Resilient Distributed Datasets: A Fault-Tolerant Abstraction for In-Memory Cluster Computing

Summary

Resilient Distributed Datasets(RDD) is a distributed memory abstraction to perform in-memory computations of large clusters. While many data-processing algorithms are applied to data iteratively, the reuse of intermediate results are rarely exploited. To enable in-memory processing with fault-tolerence, RDD provide an interface based on coarse-grained transformation while logging the transformations in lineage. RDDs is implemented in a system called Spark. Datasets from stable storage go through transfomations such as map, filter and join from RDDs to RDDs. Lineage keep tracks of this transformation to recover from error. Users can choose to persist data for later reuse or partition the data with key values. The programming language of Spark is based on Scala. From driver, driver program connects a cluster of workers. Programmers define RDDs and perform several transformations.

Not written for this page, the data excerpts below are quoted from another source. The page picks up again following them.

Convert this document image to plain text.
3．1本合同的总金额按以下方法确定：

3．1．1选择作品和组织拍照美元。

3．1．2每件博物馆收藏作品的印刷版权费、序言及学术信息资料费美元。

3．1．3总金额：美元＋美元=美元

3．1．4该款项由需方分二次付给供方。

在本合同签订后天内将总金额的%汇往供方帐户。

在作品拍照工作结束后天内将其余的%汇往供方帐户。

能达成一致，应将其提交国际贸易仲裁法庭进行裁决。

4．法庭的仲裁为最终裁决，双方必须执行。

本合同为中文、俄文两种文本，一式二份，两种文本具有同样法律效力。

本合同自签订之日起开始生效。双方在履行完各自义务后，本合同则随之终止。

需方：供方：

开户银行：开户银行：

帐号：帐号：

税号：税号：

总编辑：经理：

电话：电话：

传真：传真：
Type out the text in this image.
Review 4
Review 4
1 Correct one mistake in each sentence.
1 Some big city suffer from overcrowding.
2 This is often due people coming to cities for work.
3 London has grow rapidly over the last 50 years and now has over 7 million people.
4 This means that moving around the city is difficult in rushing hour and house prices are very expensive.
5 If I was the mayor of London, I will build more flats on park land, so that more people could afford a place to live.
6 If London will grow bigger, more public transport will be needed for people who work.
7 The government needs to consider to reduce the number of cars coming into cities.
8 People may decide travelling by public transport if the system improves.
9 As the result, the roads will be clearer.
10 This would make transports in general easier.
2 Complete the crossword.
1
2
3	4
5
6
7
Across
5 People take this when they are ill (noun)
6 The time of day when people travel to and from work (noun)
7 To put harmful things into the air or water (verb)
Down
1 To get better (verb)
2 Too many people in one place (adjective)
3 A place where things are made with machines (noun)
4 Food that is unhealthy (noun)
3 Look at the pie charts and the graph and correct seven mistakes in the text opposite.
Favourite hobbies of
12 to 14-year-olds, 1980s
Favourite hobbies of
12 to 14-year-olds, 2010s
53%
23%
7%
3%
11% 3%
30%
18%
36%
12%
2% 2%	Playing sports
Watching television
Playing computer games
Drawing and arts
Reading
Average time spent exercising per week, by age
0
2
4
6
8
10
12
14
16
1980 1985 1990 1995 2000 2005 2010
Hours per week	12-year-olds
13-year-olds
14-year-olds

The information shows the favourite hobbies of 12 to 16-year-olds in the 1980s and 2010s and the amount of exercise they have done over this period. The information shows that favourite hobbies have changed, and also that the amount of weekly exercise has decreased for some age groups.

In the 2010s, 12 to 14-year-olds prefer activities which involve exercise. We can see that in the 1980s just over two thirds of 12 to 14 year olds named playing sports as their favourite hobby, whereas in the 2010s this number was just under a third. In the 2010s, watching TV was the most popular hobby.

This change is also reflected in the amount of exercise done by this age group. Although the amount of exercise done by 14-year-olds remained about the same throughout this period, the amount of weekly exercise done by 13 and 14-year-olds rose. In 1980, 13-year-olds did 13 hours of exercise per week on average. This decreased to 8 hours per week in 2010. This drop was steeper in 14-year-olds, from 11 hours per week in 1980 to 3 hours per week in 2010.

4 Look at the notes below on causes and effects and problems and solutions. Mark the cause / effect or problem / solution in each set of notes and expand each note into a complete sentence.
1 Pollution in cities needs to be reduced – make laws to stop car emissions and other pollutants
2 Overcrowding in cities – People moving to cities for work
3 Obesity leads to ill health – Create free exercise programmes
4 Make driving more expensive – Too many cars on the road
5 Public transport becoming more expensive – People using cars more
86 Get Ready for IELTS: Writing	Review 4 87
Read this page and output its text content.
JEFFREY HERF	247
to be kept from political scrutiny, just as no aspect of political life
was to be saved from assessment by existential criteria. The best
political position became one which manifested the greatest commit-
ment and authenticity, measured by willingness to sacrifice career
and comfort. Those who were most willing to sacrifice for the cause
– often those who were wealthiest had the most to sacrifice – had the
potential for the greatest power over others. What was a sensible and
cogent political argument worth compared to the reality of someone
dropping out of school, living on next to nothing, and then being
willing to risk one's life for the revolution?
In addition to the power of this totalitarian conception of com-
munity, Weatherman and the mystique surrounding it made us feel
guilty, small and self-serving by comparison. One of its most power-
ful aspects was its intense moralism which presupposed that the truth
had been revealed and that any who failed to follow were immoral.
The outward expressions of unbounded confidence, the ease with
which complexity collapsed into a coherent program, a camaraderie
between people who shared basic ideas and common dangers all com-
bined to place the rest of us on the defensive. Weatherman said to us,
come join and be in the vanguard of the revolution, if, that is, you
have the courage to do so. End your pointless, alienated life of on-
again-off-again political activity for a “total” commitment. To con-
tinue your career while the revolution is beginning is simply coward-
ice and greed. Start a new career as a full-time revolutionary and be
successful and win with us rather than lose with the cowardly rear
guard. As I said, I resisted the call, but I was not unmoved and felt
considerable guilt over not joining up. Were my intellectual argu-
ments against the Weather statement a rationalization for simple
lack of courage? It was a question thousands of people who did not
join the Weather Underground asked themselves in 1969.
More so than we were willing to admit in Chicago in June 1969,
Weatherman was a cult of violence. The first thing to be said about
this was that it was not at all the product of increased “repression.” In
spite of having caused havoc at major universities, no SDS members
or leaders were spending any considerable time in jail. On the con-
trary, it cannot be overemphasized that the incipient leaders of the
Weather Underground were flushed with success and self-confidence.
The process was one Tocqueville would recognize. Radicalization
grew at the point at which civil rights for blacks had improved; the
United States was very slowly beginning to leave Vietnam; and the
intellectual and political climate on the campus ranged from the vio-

Then, actions such as count, collect and save are called to perform all the transformation with actions. They can choose to persist the data for later use.

Strengths

Very fast in-memory processing especially useful in machine learning.

Weaknesses

Not suitable for fine-grained operations.

New things I learned

The fact that Spark is extremely useful in machine learning and quite intuitive to use.

Discussion topics

Can fine-grained operations be supported by Spark?

Zaharia, Matei, et al. “Resilient distributed datasets: A fault-tolerant abstraction for in-memory cluster computing.” Proceedings of the 9th USENIX conference on Networked Systems Design and Implementation. USENIX Association, 2012.